Mon hypothèse théâtrale – car les implications "politiques" de cette affaire ne me font ni chaud ni froid, pour tout vous dire, je n'étais ni dans les électeurs de Strauss-Kahn, ni dans ses non-électeurs – est qu'il ne voulait pas y aller. C'est son entourage qui avait créé chez lui ce désir morbide d'être président de la république : sa femme espérait peut-être qu'il allait s'assagir dans les nécessités de la représentation, le PS en a fait son candidat et ce au seul vu des sondages (alors que personne n'ignorait qu'il ne pouvait s'empêcher de sauter sur une femme dès qu'il se trouvait seul avec elle dans une pièce fermée), ce qui est quand même extravagant : ça montre à quel point la dégénérescence idéologique de cet organisme est totale ("gagnons les voix, et après on verra"). Bref, tout le monde voulait Strauss-Kahn, sauf une personne : Strauss-Kahn. Comme il n'est pas très courageux, il ne voulait pas y aller, mais il ne voulait pas non plus dire qu'il ne voulait pas y aller, il ne voulait pas dire publiquement "ça m'embête" (en pensant, en outre : "et puis, je sais qu'il va m'arriver des histoires"). Son inconscient a trouvé la solution de ce dilemme. Il n'ira pas et, pour cela, il n'a qu'a eu dire oui à sa pulsion, ce qui est très économique. Ce qui fait qu'il est content, parce qu'il ne va pas faire ce qu'il ne voulait pas faire et aussi parce qu'il a dit à la terre entière qui il était vraiment ; si j'étais lui, j'éprouverais une joie ironique, parce que je me dirais : "Bande d'ânes ! Voilà celui pour lequel vous vouliez tous voter !" Et ça, c'est une position merveilleuse. L'épouse aussi est contente, car elle est dans un rôle sublime, elle va montrer aux gens ce que c'est que l'amour. Moi, je suis content aussi, parce que Strauss-Kahn, je n'en voulais pas. Il faut vraiment chercher dans les entrailles du PS pour trouver des gens mécontents.

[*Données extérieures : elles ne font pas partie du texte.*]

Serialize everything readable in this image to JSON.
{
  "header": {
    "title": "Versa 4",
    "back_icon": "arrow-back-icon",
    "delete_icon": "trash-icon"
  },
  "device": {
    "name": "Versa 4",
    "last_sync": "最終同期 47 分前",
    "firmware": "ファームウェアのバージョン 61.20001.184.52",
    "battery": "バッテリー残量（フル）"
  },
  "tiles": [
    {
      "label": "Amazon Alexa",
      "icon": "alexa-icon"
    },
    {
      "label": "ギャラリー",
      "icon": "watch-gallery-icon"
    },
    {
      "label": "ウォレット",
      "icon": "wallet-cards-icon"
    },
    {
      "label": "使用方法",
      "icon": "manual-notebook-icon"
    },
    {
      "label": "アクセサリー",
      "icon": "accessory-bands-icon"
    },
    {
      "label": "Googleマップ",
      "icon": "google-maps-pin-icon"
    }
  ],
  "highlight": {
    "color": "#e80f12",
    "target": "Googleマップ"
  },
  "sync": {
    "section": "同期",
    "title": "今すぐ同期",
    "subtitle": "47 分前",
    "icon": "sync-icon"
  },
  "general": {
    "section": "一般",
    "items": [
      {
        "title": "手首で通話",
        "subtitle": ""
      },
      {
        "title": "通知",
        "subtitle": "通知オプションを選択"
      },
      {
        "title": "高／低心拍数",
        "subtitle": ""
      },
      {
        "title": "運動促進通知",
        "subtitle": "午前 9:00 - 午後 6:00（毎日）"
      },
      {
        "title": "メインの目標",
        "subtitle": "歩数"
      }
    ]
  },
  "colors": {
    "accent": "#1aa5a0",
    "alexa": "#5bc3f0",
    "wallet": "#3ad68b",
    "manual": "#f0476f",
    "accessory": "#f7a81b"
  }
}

Ce collapsus symbolique entre la puissance absolue et l'impuissance absolue, je pense que c'est cela qui intéresse tout le monde et qui explique la fascination exercée par cette affaire. La décision de Strauss-Kahn fait apparaître un élément d'humanité secret dans l'icône il faut le dire bestiale du président du FMI.

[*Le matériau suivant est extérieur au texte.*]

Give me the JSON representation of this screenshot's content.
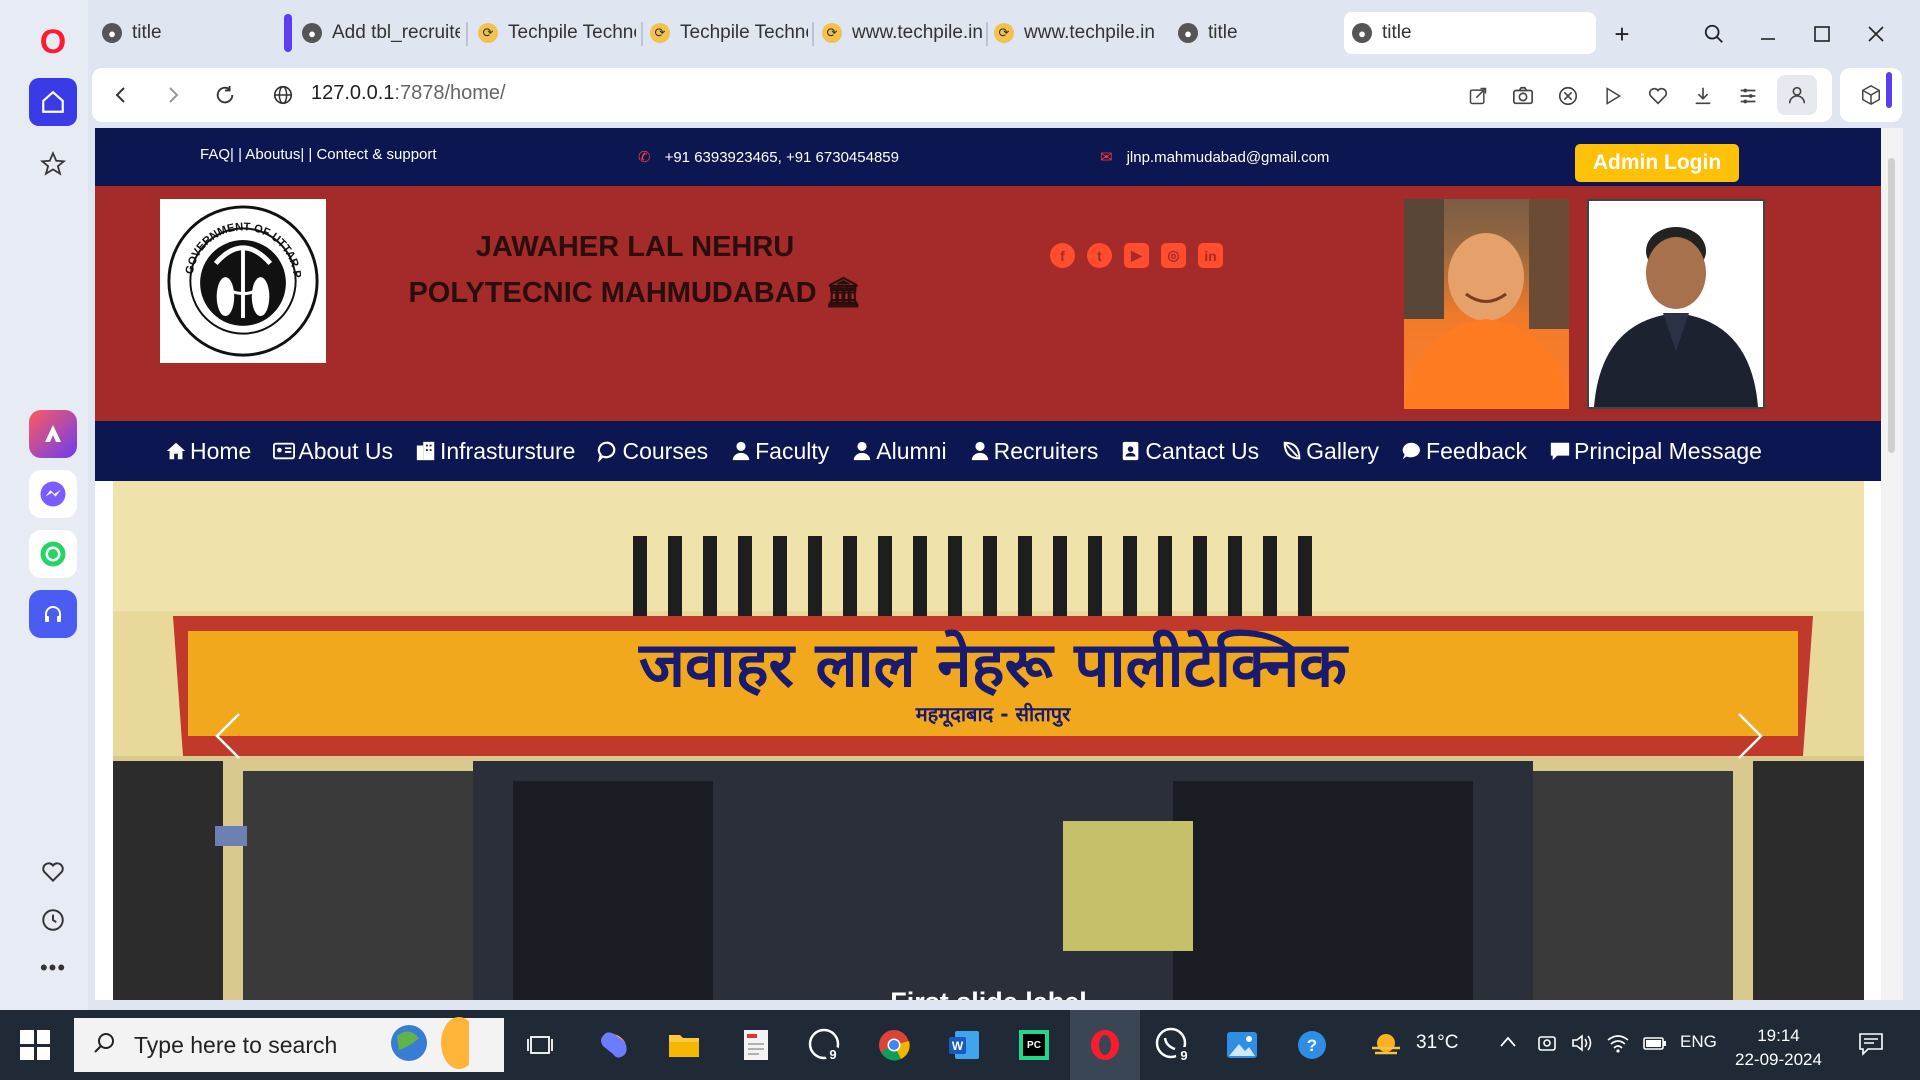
{
  "browser": {
    "tabs": [
      {
        "title": "title",
        "favicon": "globe-icon"
      },
      {
        "title": "Add tbl_recruite",
        "favicon": "globe-icon"
      },
      {
        "title": "Techpile Techno",
        "favicon": "techpile-icon"
      },
      {
        "title": "Techpile Techno",
        "favicon": "techpile-icon"
      },
      {
        "title": "www.techpile.in",
        "favicon": "techpile-icon"
      },
      {
        "title": "www.techpile.in",
        "favicon": "techpile-icon"
      },
      {
        "title": "title",
        "favicon": "globe-icon"
      },
      {
        "title": "title",
        "favicon": "globe-icon",
        "active": true
      }
    ],
    "url_host": "127.0.0.1",
    "url_path": ":7878/home/"
  },
  "site": {
    "top_links": "FAQ| | Aboutus| | Contect & support",
    "phone": "+91 6393923465, +91 6730454859",
    "email": "jlnp.mahmudabad@gmail.com",
    "admin_login": "Admin Login",
    "college_line1": "JAWAHER LAL NEHRU",
    "college_line2": "POLYTECNIC MAHMUDABAD",
    "logo_text": "GOVERNMENT OF UTTAR PRADESH",
    "nav": [
      {
        "label": "Home",
        "icon": "home-icon"
      },
      {
        "label": "About Us",
        "icon": "id-card-icon"
      },
      {
        "label": "Infrastursture",
        "icon": "building-icon"
      },
      {
        "label": "Courses",
        "icon": "chat-icon"
      },
      {
        "label": "Faculty",
        "icon": "user-icon"
      },
      {
        "label": "Alumni",
        "icon": "user-icon"
      },
      {
        "label": "Recruiters",
        "icon": "user-icon"
      },
      {
        "label": "Cantact Us",
        "icon": "contact-icon"
      },
      {
        "label": "Gallery",
        "icon": "leaf-icon"
      },
      {
        "label": "Feedback",
        "icon": "comment-icon"
      },
      {
        "label": "Principal Message",
        "icon": "message-icon"
      }
    ],
    "slide_sign": "जवाहर लाल नेहरू पालीटेक्निक",
    "slide_subsign": "महमूदाबाद - सीतापुर",
    "slide_caption": "First slide label"
  },
  "taskbar": {
    "search_placeholder": "Type here to search",
    "temperature": "31°C",
    "language": "ENG",
    "time": "19:14",
    "date": "22-09-2024",
    "whatsapp_badge": "9",
    "chrome_badge": "9"
  },
  "colors": {
    "top_strip": "#0c1650",
    "header": "#a52a2a",
    "admin_button": "#ffc107"
  }
}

Un seul appendice. On voit entrer en scène Mme Lagarde. Imaginons l'histoire suivante : Mme Lagarde est dans l'hôtel, elle sort de sa douche, et un groom philippin lui saute dessus. C'est ce que Husserl appelle une variation eidétique. Le type est pris, il est menotté et photographié menotté. Que dit la presse ? Stigmatise-t-elle ces mœurs américaines épouvantables qui consistent à présenter les gens avec des menottes ? Je vous garantis que non. La presse dit : "Justice est faite, ce salaud a ce qu'il méritait". C'est quand même la preuve que cette histoire est en profondeur une histoire de classes. Si on fait la variation eidétique dans l'autre sens, on voit bien que la construction de Strauss-Kahn en victime ne s'explique que par le croisement, imprévisible, entre la détermination sexuelle et la détermination de classe.
[19] Et dont nous entrevoyons peut-être aujourd'hui la fin ...
[20] On peut déjà signaler que la comparaison avec les révolutions européennes de 1848 est proprement fascinante : les rassemblements marqués par une générosité ample et naïve, l'extension dans une aire culturelle (l'Europe dans un cas, le monde arabe dans l'autre), le sentiment d'une ouverture, en dépit des faiblesses ou des reprises en mains ici ou là – ouverture en partie vide, i.e. qui n'a pas encore la plénitude de sa proposition politique, mais qui, en tant qu'ouverture, est précisément saisissante par ce mélange de contraction et d'extension.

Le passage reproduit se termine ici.